When you see a doctor because you're having trouble getting your partner pregnant, he or she will try to determine the underlying cause. Even if your doctor thinks low sperm count is the problem, it is recommended that your partner be evaluated to rule out potential contributing factors and determine if assisted reproductive techniques may be required.
A low sperm count is diagnosed as part of a semen analysis test. Sperm count is generally determined by examining semen under a microscope to see how many sperm appear within squares on a grid pattern. In some cases, a computer might be used to measure sperm count.
Semen samples can be obtained in a couple of different ways. You can provide a sample by masturbating and ejaculating into a special container at the doctor's office. Because of religious or cultural beliefs, some men prefer an alternative method of semen collection. In such cases, semen can be collected by using a special condom during intercourse.
New sperm are produced continually in the testicles and take about 42 to 76 days to mature. So, a current semen analysis reflects your environment over the past three months. Any positive changes you've made won't show up for several months.
One of the most common causes of low sperm count is incomplete or improper collection of a sperm sample. Sperm counts also often fluctuate. Because of these factors, most doctors will check two or more semen samples over time to ensure consistency between samples.
To ensure accuracy in a collection, your doctor will:
- Ask you to make sure all of your semen makes it into the collection cup or collection condom when you ejaculate.
- Have you abstain from ejaculating for at least two but no longer than 11 days before collecting a sample.
- Collect a second sample at least two weeks after the first.
- Have you avoid the use of lubricants because these products can affect sperm motility Semen analysis results.
Normal sperm densities range from 15 million to greater than 200 million sperm per milliliter of semen. You are considered to have a low sperm count if you have fewer than 15 million sperm per milliliter or less than 39 million sperm total per ejaculate.

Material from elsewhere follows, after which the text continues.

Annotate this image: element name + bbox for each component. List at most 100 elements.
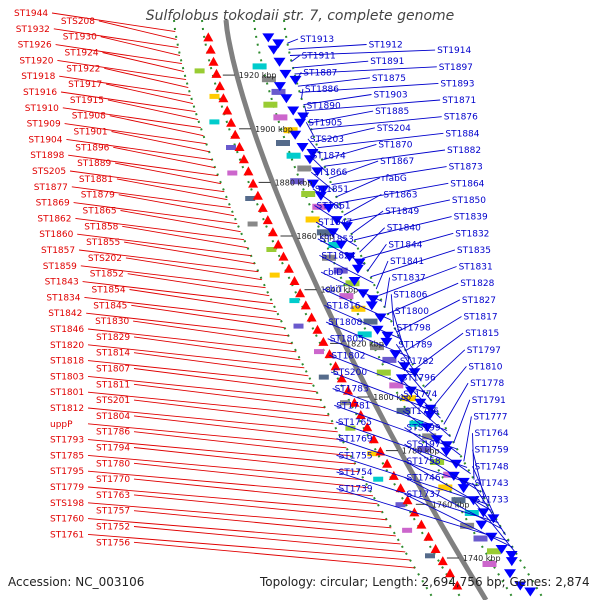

Your chance of getting your partner pregnant decreases with decreasing sperm counts. Some men have no sperm in their semen at all. This is known as azoospermia (ay-zoh-uh-SPUR-me-uh). There are many factors involved in reproduction, and the number of sperm in your semen is only one. Some men with low sperm counts successfully father children. Likewise, some men with normal sperm counts are unable to father children. Even if you have enough sperm,other factors are important to achieve a pregnancy, including normal sperm movement (motility).